Eli "Little Elk" Thomas

Eli "Little Elk" Thomas wearing regalia
Eli "Little Elk" Thomas (1898-1990) was a respected elder of the Saginaw Chippewa Indian Tribe of Michigan. His great-great-grandfather, his great-grandfather, and grandfather were born in Indiantown, a settlement near the town of Saginaw. He remembered a time when the marshes nearby yielded wild rice that he and his family harvested in the fall. Eli was born and raised near Alpena where his parents worked as loggers and, as a teenager, Eli also worked as a logger and a sawyer for several years. Eli learned basket making by watching his grandparents and parents.

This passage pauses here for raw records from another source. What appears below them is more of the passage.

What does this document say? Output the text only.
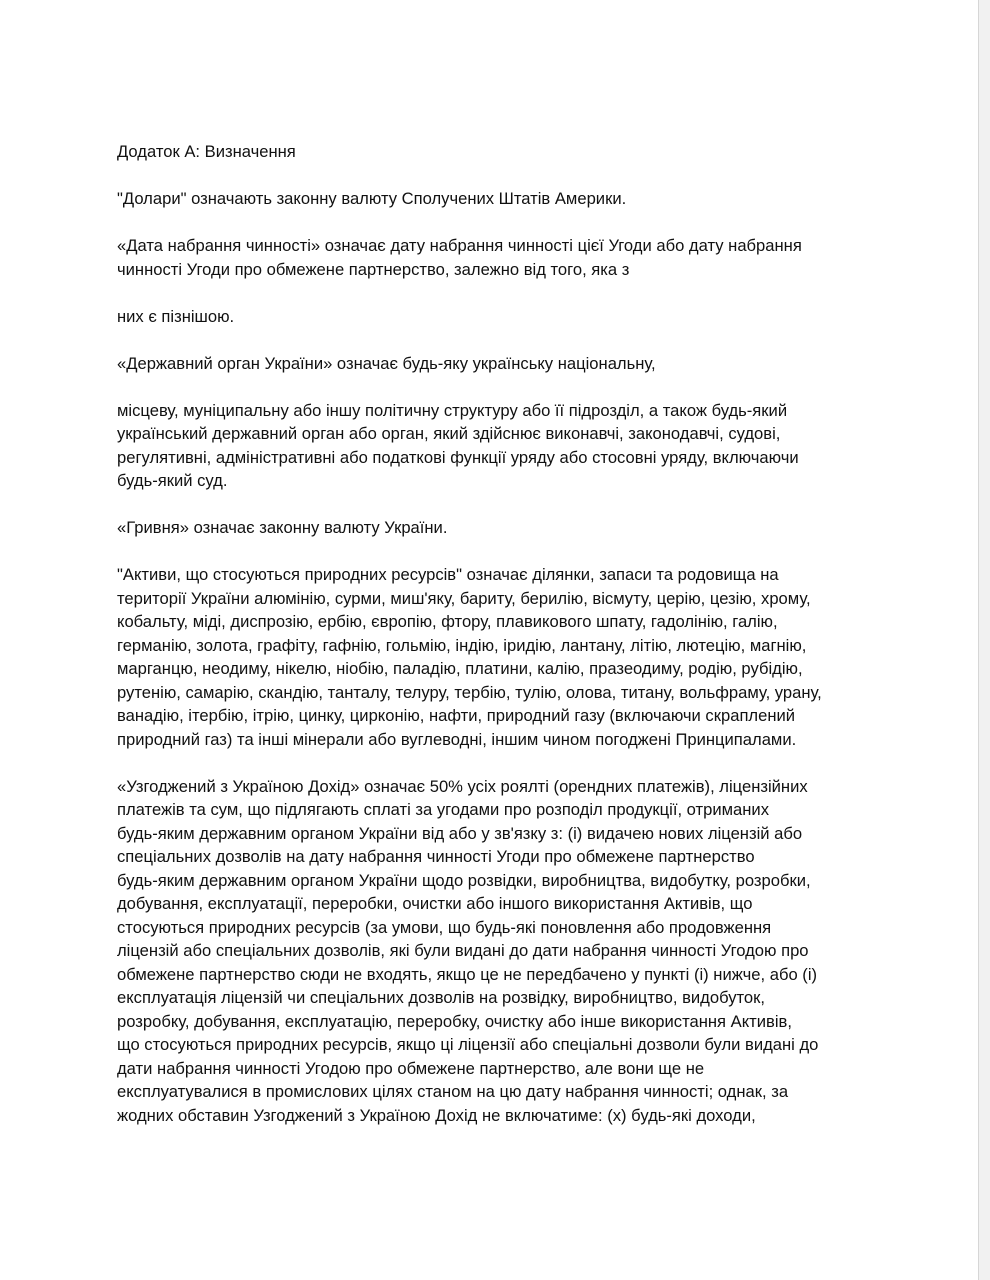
Додаток А: Визначення

"Долари" означають законну валюту Сполучених Штатів Америки.

«Дата набрання чинності» означає дату набрання чинності цієї Угоди або дату набрання

чинності Угоди про обмежене партнерство, залежно від того, яка з

них є пізнішою.

«Державний орган України» означає будь-яку українську національну,

місцеву, муніципальну або іншу політичну структуру або її підрозділ, а також будь-який

український державний орган або орган, який здійснює виконавчі, законодавчі, судові,

регулятивні, адміністративні або податкові функції уряду або стосовні уряду, включаючи

будь-який суд.

«Гривня» означає законну валюту України.

"Активи, що стосуються природних ресурсів" означає ділянки, запаси та родовища на

території України алюмінію, сурми, миш'яку, бариту, берилію, вісмуту, церію, цезію, хрому,

кобальту, міді, диспрозію, ербію, європію, фтору, плавикового шпату, гадолінію, галію,

германію, золота, графіту, гафнію, гольмію, індію, іридію, лантану, літію, лютецію, магнію,

марганцю, неодиму, нікелю, ніобію, паладію, платини, калію, празеодиму, родію, рубідію,

рутенію, самарію, скандію, танталу, телуру, тербію, тулію, олова, титану, вольфраму, урану,

ванадію, ітербію, ітрію, цинку, цирконію, нафти, природний газу (включаючи скраплений

природний газ) та інші мінерали або вуглеводні, іншим чином погоджені Принципалами.

«Узгоджений з Україною Дохід» означає 50% усіх роялті (орендних платежів), ліцензійних

платежів та сум, що підлягають сплаті за угодами про розподіл продукції, отриманих

будь-яким державним органом України від або у зв'язку з: (і) видачею нових ліцензій або

спеціальних дозволів на дату набрання чинності Угоди про обмежене партнерство

будь-яким державним органом України щодо розвідки, виробництва, видобутку, розробки,

добування, експлуатації, переробки, очистки або іншого використання Активів, що

стосуються природних ресурсів (за умови, що будь-які поновлення або продовження

ліцензій або спеціальних дозволів, які були видані до дати набрання чинності Угодою про

обмежене партнерство сюди не входять, якщо це не передбачено у пункті (і) нижче, або (і)

експлуатація ліцензій чи спеціальних дозволів на розвідку, виробництво, видобуток,

розробку, добування, експлуатацію, переробку, очистку або інше використання Активів,

що стосуються природних ресурсів, якщо ці ліцензії або спеціальні дозволи були видані до

дати набрання чинності Угодою про обмежене партнерство, але вони ще не

експлуатувалися в промислових цілях станом на цю дату набрання чинності; однак, за

жодних обставин Узгоджений з Україною Дохід не включатиме: (х) будь-які доходи,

From them he learned how to select and harvest the right black ash tree best suited for baskets, pound it "for two or three days" to obtain the strips which are split and shaved into smooth splints, and to prepare the natural dyes that did not fade, unlike the commercial dyes so many weavers now use. He liked to use oak and beech (or alder) to color his splints.

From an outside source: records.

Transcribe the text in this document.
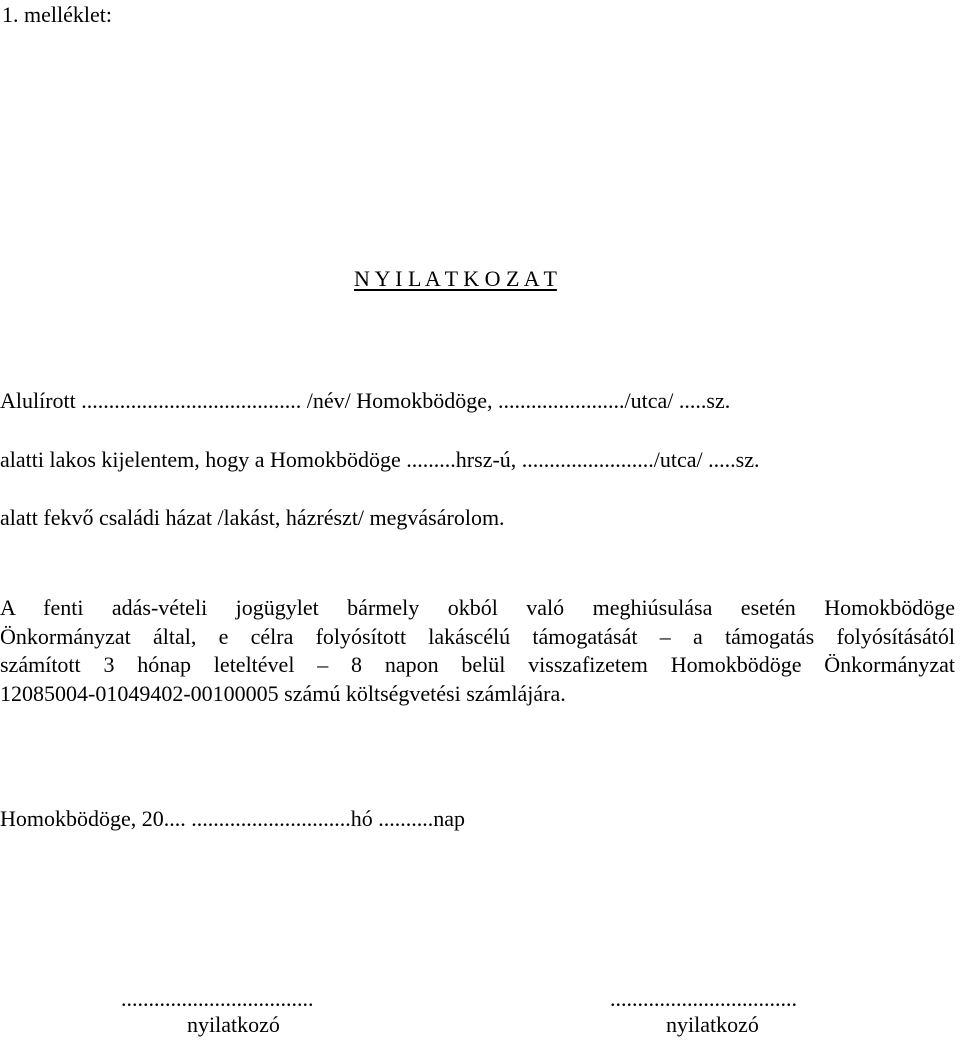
1. melléklet:
N Y I L A T K O Z A T
Alulírott ........................................ /név/ Homokbödöge, ......................./utca/ .....sz.
alatti lakos kijelentem, hogy a Homokbödöge .........hrsz-ú, ......................../utca/ .....sz.
alatt fekvő családi házat /lakást, házrészt/ megvásárolom.
A fenti adás-vételi jogügylet bármely okból való meghiúsulása esetén Homokbödöge
Önkormányzat által, e célra folyósított lakáscélú támogatását – a támogatás folyósításától
számított 3 hónap leteltével – 8 napon belül visszafizetem Homokbödöge Önkormányzat
12085004-01049402-00100005 számú költségvetési számlájára.
Homokbödöge, 20.... .............................hó ..........nap
...................................
nyilatkozó
..................................
nyilatkozó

He made all kinds of baskets--laundry, market, bushel, jewelry, hankie, hampers, a coarser type one made to wash Indian corn in--as well as a basket rattle. He also made strawberry baskets, but he did so with caution. "The strawberry basket is one you don't play around with. The history or story of the strawberry basket is when a person dies who is good, he goes to the happy hunting ground and then half-ways there (it is two days there), he sees a great big strawberry and gets filled up and can go the rest of the way." (1)
Eli, whose parents did not speak English, was proficient in Anishinaabemowin/Ojibwa and English. His language skills were important in helping to tell traditional stories, to sing traditional songs, and to officiate at Ojibwa ceremonies as he was often called upon to do. With Don Stevens and Whitney Alberts, he traveled around Michigan and beyond sharing traditional stories, music, and dance at pow wows, schools, and other public venues. The annual pow wow in Mt. Pleasant has been named for him.
(1) Thomas, Eli. Audio recorded interview with Patricia Dyer. 25 October 1988.